World’s First Carbon Border Tax Wouldn’t Be That Expensive
(Bloomberg) -- The world’s first pollution-import levy, proposed by the European Union on goods from steel to aluminum, may not actually cost the bloc’s competitors that much, according to a study by environmental groups Sandbag and E3G.
While the politics surrounding levies on polluting industries are politically toxic, the costs involved are comparatively small. China, one of the biggest critics of the so-called carbon border adjustment mechanism, would by 2035 face net costs of around 2% on 5 billion euros ($5.9 billion) of iron and steel exports to the EU.
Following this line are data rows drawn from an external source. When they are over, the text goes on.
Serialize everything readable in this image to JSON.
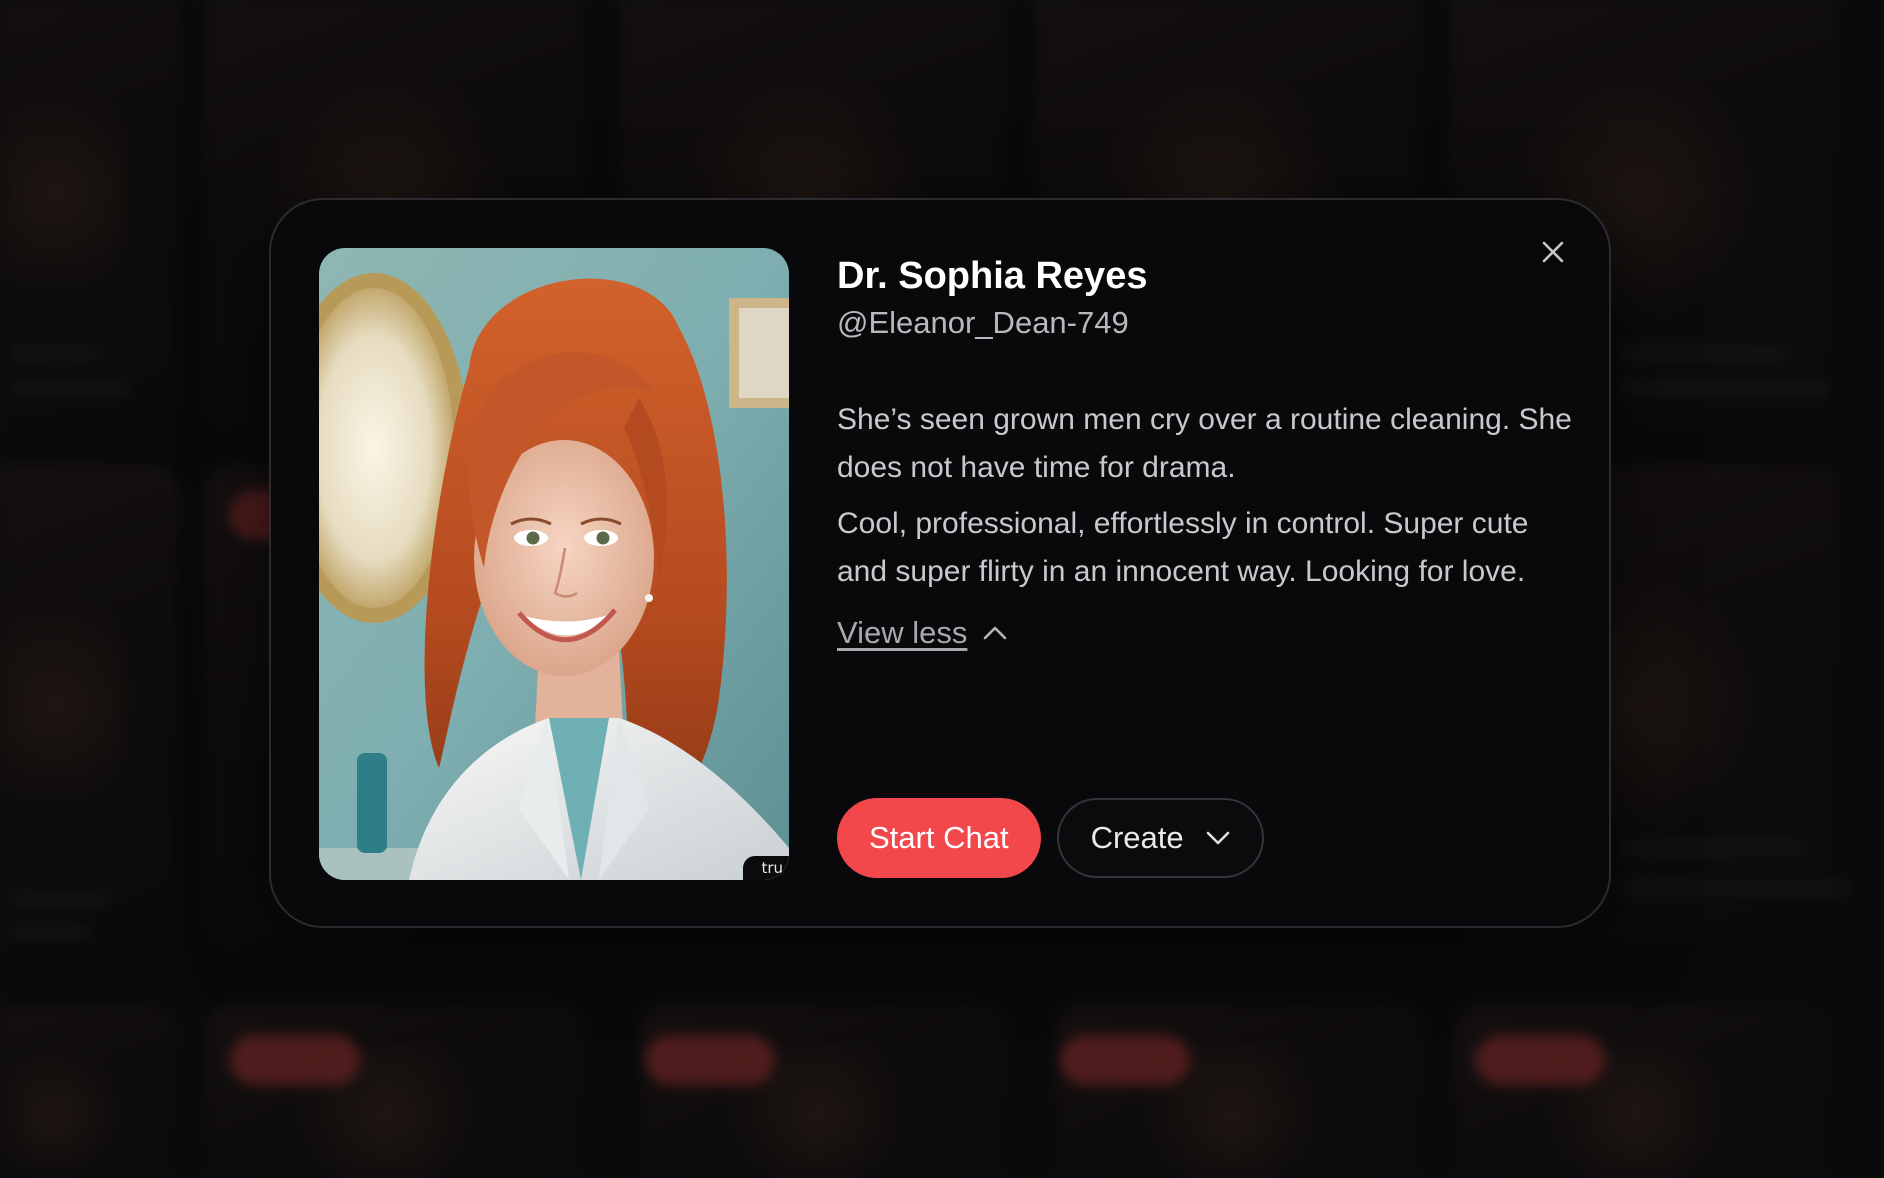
{
  "character": {
    "name": "Dr. Sophia Reyes",
    "handle": "@Eleanor_Dean-749",
    "description_paragraphs": [
      "She’s seen grown men cry over a routine cleaning. She does not have time for drama.",
      "Cool, professional, effortlessly in control. Super cute and super flirty in an innocent way. Looking for love."
    ],
    "image_watermark": "tru",
    "view_less_label": "View less"
  },
  "actions": {
    "start_chat_label": "Start Chat",
    "create_label": "Create"
  },
  "icons": {
    "close": "close-icon",
    "view_less": "chevron-up-icon",
    "create_dropdown": "chevron-down-icon"
  },
  "colors": {
    "accent": "#f2484c",
    "modal_background": "#09090b",
    "page_background": "#0e0e10"
  }
}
“The impact of the likely CBAM scenario on EU imports from China will be very small,” the authors including Adrien Assous said. “The cost will mainly be borne by EU consumers, while importers recover most of it thanks to price increases in EU markets.”
CBAM, which aims to prevent companies from simply shifting their emissions away from the EU to more loosely-regulated countries, still needs approval from member states and the European Parliament.
The U.S. would be least affected by the proposed measure, facing around 10 million euros in net costs under the carbon border adjustment mechanism in 2026, rising to 25 million euros in 2035, according to the report.
Russia would face the biggest impact of around 600 million euros by 2035, coming mainly from iron and steel imports. For China, the effect too would be relatively small, rising to about 200 million euros in 15 years time.
The CBAM proposal isn’t likely to do much to curb greenhouse gas emissions. Estimates from German think tank Bertelsmann Stiftung, said it would only lead to an extra 0.2 percentage points reduction in the amount of CO2 discharged into the atmosphere globally. Still, some see the EU’s plan as more of a lever or threat to try to force other countries to match Europe’s climate ambitions.